On the other hand, large and generically successful departments, like History departments, could make stronger contributions to the overall economy of scale of a university by teaching general overview courses on Introduction to World History in first year: five sections of 300 students each, instead of 10 specialized first-year courses at 150 students each. But then again, why would they do that when they cross-subsidize other programs already anyway? (They might prefer the World History course with large sections to free up faculty time for research, but that is a different story.)
With respect to overall numbers of programs, I would caution that too much concentration on a relatively small number of best-selling programs makes universities boring. Boring is the enemy of excellence. I would submit that a university that would only offer Computer Science programs, but no Mathematics programs, would soon be less relevant in Computer Science and experience a drop of enrollments (and a drop in research revenue). The same would apply to Engineering programs without science programs, or English without offerings in foreign languages and other humanities. The argument about the “well-rounded graduate” has been overused, and I am not repeating it.
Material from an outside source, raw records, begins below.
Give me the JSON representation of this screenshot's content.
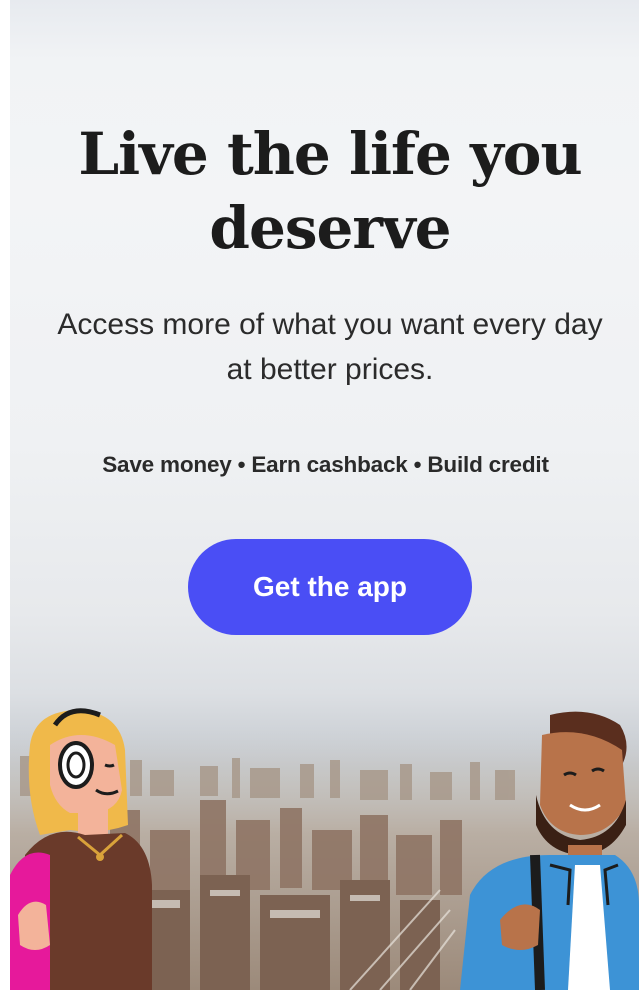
{
  "hero": {
    "headline": "Live the life you deserve",
    "subheadline": "Access more of what you want every day at better prices.",
    "benefits": "Save money • Earn cashback • Build credit",
    "cta_label": "Get the app",
    "colors": {
      "accent": "#4a4ef5",
      "headline": "#1c1c1c",
      "text": "#2b2b2b"
    }
  },
  "illustration": {
    "background": "city-skyline-photo",
    "left_person": "woman-with-headphones",
    "right_person": "bearded-man-in-blue-jacket"
  }
}
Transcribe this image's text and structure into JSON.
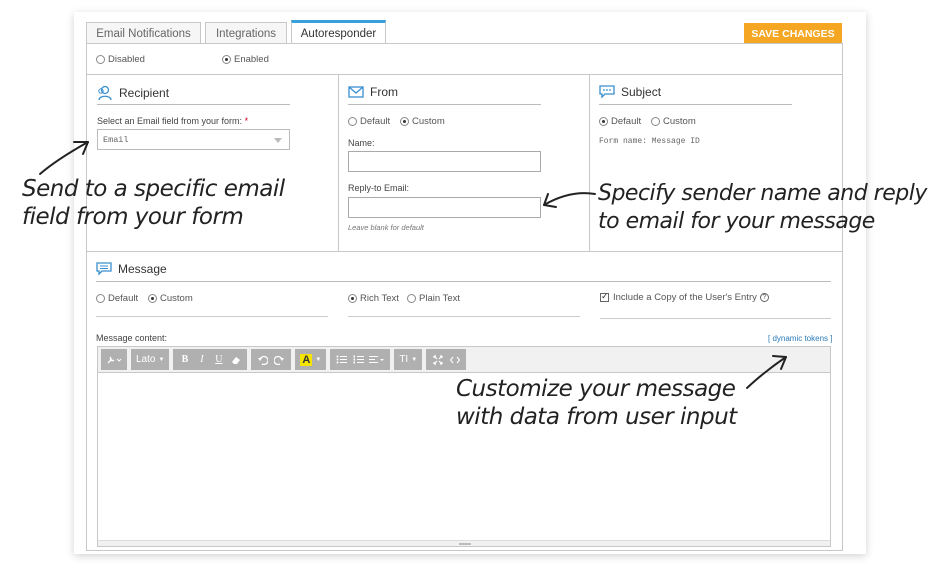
{
  "tabs": [
    {
      "label": "Email Notifications"
    },
    {
      "label": "Integrations"
    },
    {
      "label": "Autoresponder"
    }
  ],
  "save_label": "SAVE CHANGES",
  "status": {
    "disabled": "Disabled",
    "enabled": "Enabled"
  },
  "recipient": {
    "title": "Recipient",
    "field_label": "Select an Email field from your form:",
    "required_mark": "*",
    "select_value": "Email"
  },
  "from": {
    "title": "From",
    "opt_default": "Default",
    "opt_custom": "Custom",
    "name_label": "Name:",
    "reply_label": "Reply-to Email:",
    "reply_hint": "Leave blank for default"
  },
  "subject": {
    "title": "Subject",
    "opt_default": "Default",
    "opt_custom": "Custom",
    "form_name": "Form name: Message ID"
  },
  "message": {
    "title": "Message",
    "opt_default": "Default",
    "opt_custom": "Custom",
    "rich_text": "Rich Text",
    "plain_text": "Plain Text",
    "include_copy": "Include a Copy of the User's Entry",
    "content_label": "Message content:",
    "tokens_link": "[ dynamic tokens ]"
  },
  "toolbar": {
    "font": "Lato",
    "bold": "B",
    "italic": "I",
    "underline": "U",
    "color": "A",
    "size": "TI"
  },
  "annotations": {
    "recipient_line1": "Send to a specific email",
    "recipient_line2": "field from your form",
    "from_line1": "Specify sender name and reply",
    "from_line2": "to email for your message",
    "message_line1": "Customize your message",
    "message_line2": "with data from user input"
  },
  "colors": {
    "accent": "#f5a623",
    "tab_active": "#3aa0dc",
    "icon": "#3a8fd0"
  }
}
My point is that best-selling program offerings without accompanying complementary offerings can demote those bestselling program offerings to mere disciplinary boot camps without much appeal to top-level curious students.
I’m coming to this late. Sorry.
I would like to observe two things:
First, this seems symptomatic of breakdowns of some disciplines. If history (for instance) was still seen as the study of documents, especially concerning statecraft, one could teach the relevant skills in large first-year classes, before students then go off to study particular periods and places. This is no longer the case: there are many other techniques involved in oral histories, eco-histories, economic histories and so forth. It’s obviously not a bad thing that we have more diverse disciplines, but as a result, we’re unlikely to agree on what’s fundamental to each discipline and worthy of presentation in first year.
Second, what you describe seems symptomatic not only of the structure of some fields, but also of the general difficulty of squeezing economies of scale out of a university. Some services can be provided more cheaply to more students, but they tend to become rather alienating and bureaucratic when they are. Your example of science classes scaled up only makes sense if the courses are taught as lectures, not labs, and if the marking is either automated or handed off to underpaid members of the precariat.
The whole of academia is subject to Baumol’s cost disease, because one can’t meaningfully increase efficiency.